Конечно, сейчас в мироздании темно’ (ибо – ночь уже наступила); но – повсеместная сырость куда-то сгинула; казалось – вместе с сыростью вот-вот были готовы сгинуть и мороки летейских забвений; впрочем – о талом податливом паркетном льде «Атлантиды» (о нём Илья позабыл вполне добровольно.
Здесь и сейчас – асфальт под их быстрыми ногами был матовым в лучах фонарей и казался достаточно прочным; здесь и сейчас – они переходили мост через Фонтанку; но – на середине моста (ибо – мы вновь «вечно вернулись» на сердцевину) он остановил ее:
– Подлинный, не оболганный эдипов комплекс. Мы, Первоженщина и Первомужчина – сейчас одни и не завершены: бездну времен мы в муках рожаем друг друга – словно бы вытаскиваем друг друга из бездны; но – происходит это очень уж плотски и пошло, потому – вполне безнадежно.
– Это претензия? Или ты лжешь? Ты не можешь так говорить.
– Могу. Ибо жизнь есть претензия. А так не должно. Ибо – осознавать жизнь в недотворении есть ложная претензия.
Он не знал, насколько он прав. Что подсматривающий за ними составной египтянин Пентавер (волею цыбинского ци, но – в теле некоего поэта отправившийся в Первопрестольную), как раз сейчас московскими вопросами и займётся (очень версифицированно: зачем самому отправляться куда-то, если Москва пожаловала в Санкт-Ленинград).
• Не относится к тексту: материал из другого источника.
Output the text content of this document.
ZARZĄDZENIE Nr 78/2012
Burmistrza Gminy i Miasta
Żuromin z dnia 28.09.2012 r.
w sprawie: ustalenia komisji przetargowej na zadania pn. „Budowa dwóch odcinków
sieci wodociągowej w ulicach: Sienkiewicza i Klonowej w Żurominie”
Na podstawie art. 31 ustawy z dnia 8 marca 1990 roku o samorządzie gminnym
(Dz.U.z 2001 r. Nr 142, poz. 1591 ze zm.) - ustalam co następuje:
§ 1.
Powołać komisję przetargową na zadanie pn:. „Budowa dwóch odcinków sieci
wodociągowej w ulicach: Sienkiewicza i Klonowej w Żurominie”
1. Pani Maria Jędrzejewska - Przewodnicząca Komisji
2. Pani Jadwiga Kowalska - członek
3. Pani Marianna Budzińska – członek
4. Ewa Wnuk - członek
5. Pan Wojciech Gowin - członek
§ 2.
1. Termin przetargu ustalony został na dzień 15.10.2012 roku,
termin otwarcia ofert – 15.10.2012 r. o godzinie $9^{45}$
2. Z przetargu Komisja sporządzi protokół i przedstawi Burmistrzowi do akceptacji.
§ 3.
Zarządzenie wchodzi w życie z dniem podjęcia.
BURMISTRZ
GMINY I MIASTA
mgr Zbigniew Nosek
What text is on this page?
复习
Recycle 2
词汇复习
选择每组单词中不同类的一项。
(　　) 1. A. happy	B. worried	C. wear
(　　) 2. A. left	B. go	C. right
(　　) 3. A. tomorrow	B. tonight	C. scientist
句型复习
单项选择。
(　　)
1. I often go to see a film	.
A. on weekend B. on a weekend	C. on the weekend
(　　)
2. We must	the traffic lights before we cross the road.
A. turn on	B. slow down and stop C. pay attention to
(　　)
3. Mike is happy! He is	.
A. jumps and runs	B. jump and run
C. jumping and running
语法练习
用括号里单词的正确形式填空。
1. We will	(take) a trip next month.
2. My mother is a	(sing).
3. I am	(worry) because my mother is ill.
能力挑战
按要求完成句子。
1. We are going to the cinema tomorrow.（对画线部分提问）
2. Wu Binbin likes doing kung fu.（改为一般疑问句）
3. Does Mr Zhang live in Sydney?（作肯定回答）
Кстати, тоже ложная претензия. Но! Пока что мужчина и женщина говорят (почти) сами по себе.
– Тогда и ты (если «ты» – это ты, и тогда именно ты не-поправимо прав) уже не живешь, ибо – здесь и сейчас ты погиб! – сказала женщина мужчине.
Сказано было просто и негромко; но – руки своей женщину у мужчины не отняла (давеча, останавливая, он руки её коснулся); она – почти отозвалась на зов той изначальной силы, что в словах его безусловно присутствовала и тщилась прозвучать на весь свет.
Но! Без Яны никак не могла (бы) прозвучать.
– А теперь повтори, какой ты меня обнаружил!
– Как и всегда, смертоносной. Спросил у добрых людей, куда им нет ходу, и им пришлось-таки стать (хоть и не сразу, но – всё в мире слово) разговорчивыми, – произнес мужчина нарочито безразлично.
Она, разумеется, его безразличие легко раскусила и ощутила при этом прикусе сладкую горечь и теплоту чей-то крови.
– Так просто? Тогда это тревожно.
– Да, – согласился он. – У нас всё по прежнему.
На деле она спросила:
– Кто это рядом с тобой?
Разумеется даже разумом, что сам по себе ответ был ей ведом; причём – ещё до начала вопроса.
– Моя смерть, которая могла бы стать и твоей (но – не станет).
– И это хорошо, – чужими словами могла бы ответить она; но (как и смерть) – не стала.
Он повернулся и пошёл. Она тут же его настигла. Они вступили в круг света. Близился очередной и последний на этом мосту фонарь.
– Подлинный, не оболганный Эдипов комплекс; мы оба за него в ответе, – упрямо повторил он. – Шагая друг к другу, мы слепнем для жизни мертвой, чтобы нигде и ни в чём не видеть её; зато – увидеть (только) живую душу.
Она молчала и не возражала, но – и не соглашалась.
Любая мертвечина была для неё – словно бы равновелика живому (если не явлена была от Сотворения Мира); мир деградировал (в её глазах) – уже сейчас (хотя еще ничего не решилось) для нее уже почти не было живых среди мертвых и мертвых среди живых.
Он сказал:
– В этом смысл всего: чтобы хватило сил ответить.
– Перед кем? – горделиво усмехнулась она.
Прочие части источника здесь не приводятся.